The exact founding date of Șomcuta Mare is unknown; however, it is first mentioned in 1319 as part of "Cetatea de piatră" (Stone Fortress) realm. In the 14th century, the locality, along with the "Chioar Domain" enters the possession of Romanian voivodes (rulers) of the Voivodeship of Maramureș. As of 1566, the "Chioar Domain" is divided in 12 voivodeships, of which those led by voivode Dan Butean are administrated from Șomcuta Mare, covering 14 villages. In the year of 1599 Șomcuta Mare along with the remaining "Chioar Domain" is transferred to the rule of Mihai Viteazul.

In 1713 "Cetatea de piatră" is destroyed. Later, in 1738, the "Chioar Domain" is transformed into a "Ținut" (Land of), leading to an increased administrative importance of Șomcuta Mare. With the help of Gheorghe Șincai a school is founded in the year of 1784; a primary school is opened between 1835-1838 and girl school between 1867-1889.

At the end of the 19th century the locality becomes an important trading point, with well established markets. The area had 3 operating banks: "Casa de Economii a Districtului Chioar" (Savings House of Chioar District), "Casa de Economii Chioreană" (Chiorean House of Savings) and "Banca de Comerț" (Commerce Bank); as well as a train station, post office, telegraph, library and fireman house.

During the inter-war oil presses, mills, and 3 leather processing factories operate in the area as well as an agriculture school is opened. Between 1922 and 1929 a gymnasium is opened. In the years of 1930-1931 the newspaper "Chioar" is published.

After World War II, the locality reached a higher urbanisation level. Its status was changed from commune to town in 2004.
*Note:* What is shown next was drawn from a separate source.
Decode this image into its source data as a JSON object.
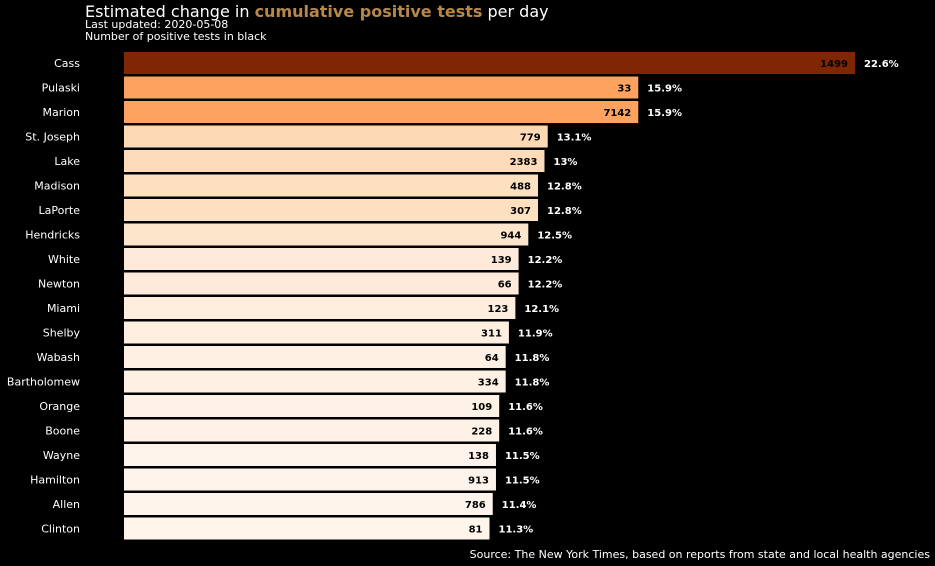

In the village of Finteușu Mare, the song "Dac-am plecat, Ardealule, din tine" is interpreted by the local male choir.

Geography
The city of Șomcuta Mare covers an area of 12,040 ha, of which:

Agricultural land: 7,949 ha
 arable land: 2,799 ha
 pastures: 1,855 ha
 hay fields: 2.585 ha
 vineyards: 5 ha
 orchards: 705 ha

Non-agricultural land: 4.091 ha
 forests: 3.177 ha
 water: 107 ha
 roads: 201 ha
 buildings: 517 ha
 vacant land: 89 ha

Demographics
Following the 2002 population census, the cities population is of 7,708 people; of which: 6,810 Romanians, 167 Hungarians, 3 Germans, 3 Italians, 1 Ukrainian, 1 Jew and 1 Serbian. Compared against the 1992 population census, the population declined from 8,079.

Natives
Ben Ferencz (b. 1920), chief prosecutor at one of the Nuremberg Trials

Tourism
 Natural Reserve "Peștera Vălenii Șomcutei" (Cave of Vălenii Șomcutei) (5 ha).